Sharjah-based Dana Gas said Sunday it has received an additional $20 million (AED 74 million) from the Egyptian government as another partial payment of its outstanding receivables.
Today’s payment was in Egyptian pound, while the $50 million received a week earlier on May 18, the company added in a statement.
The two payments together represent 25 percent of Dana Gas’ total overdue receivables of $283 million for Egypt, it stated.
Egypt, which owed international oil companies a total of $3.5 billion before the two recent payments, is struggling with paying its dues amid a shortage of dollars despite the floatation of its pound in early November.
The currency devaluation was a prerequisite for the IMF’s $12 billion extended fund facility, granted to help address the country’s economic challenges. The IMF loan helped ease a dollar shortage that was crippling the country.

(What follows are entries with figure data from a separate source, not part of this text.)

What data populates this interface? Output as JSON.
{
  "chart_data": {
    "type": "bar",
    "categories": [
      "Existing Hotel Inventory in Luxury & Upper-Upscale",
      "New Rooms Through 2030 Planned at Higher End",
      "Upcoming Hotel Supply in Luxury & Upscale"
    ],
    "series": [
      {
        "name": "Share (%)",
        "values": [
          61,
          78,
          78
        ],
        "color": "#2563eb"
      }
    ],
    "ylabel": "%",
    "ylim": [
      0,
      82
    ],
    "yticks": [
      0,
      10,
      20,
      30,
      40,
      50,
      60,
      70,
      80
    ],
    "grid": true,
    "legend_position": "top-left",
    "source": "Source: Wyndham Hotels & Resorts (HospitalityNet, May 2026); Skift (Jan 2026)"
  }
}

The Washington-based lender reached a staff-level agreement with Egyptian authorities last week to unlock the second instalment of its three-year facility totalling $1.25 billion, subject to approval by the lender’s executive board. Egypt expects to receive the funds in June, bringing the total from the IMF to $4 billion.
Dana Gas has halted further investment in the country until the gap tightens on arrears, focusing on only completing projects under way.
“The art in Egypt is to balance our collections with our expenditures, and we’re continuing to walk that tightrope,” said Patrick Allman-Ward, the chief executive of Dana Gas, told The National last week.
But he added it does not mean that if the right offer came along, the company wouldn’t sell its Egypt assets.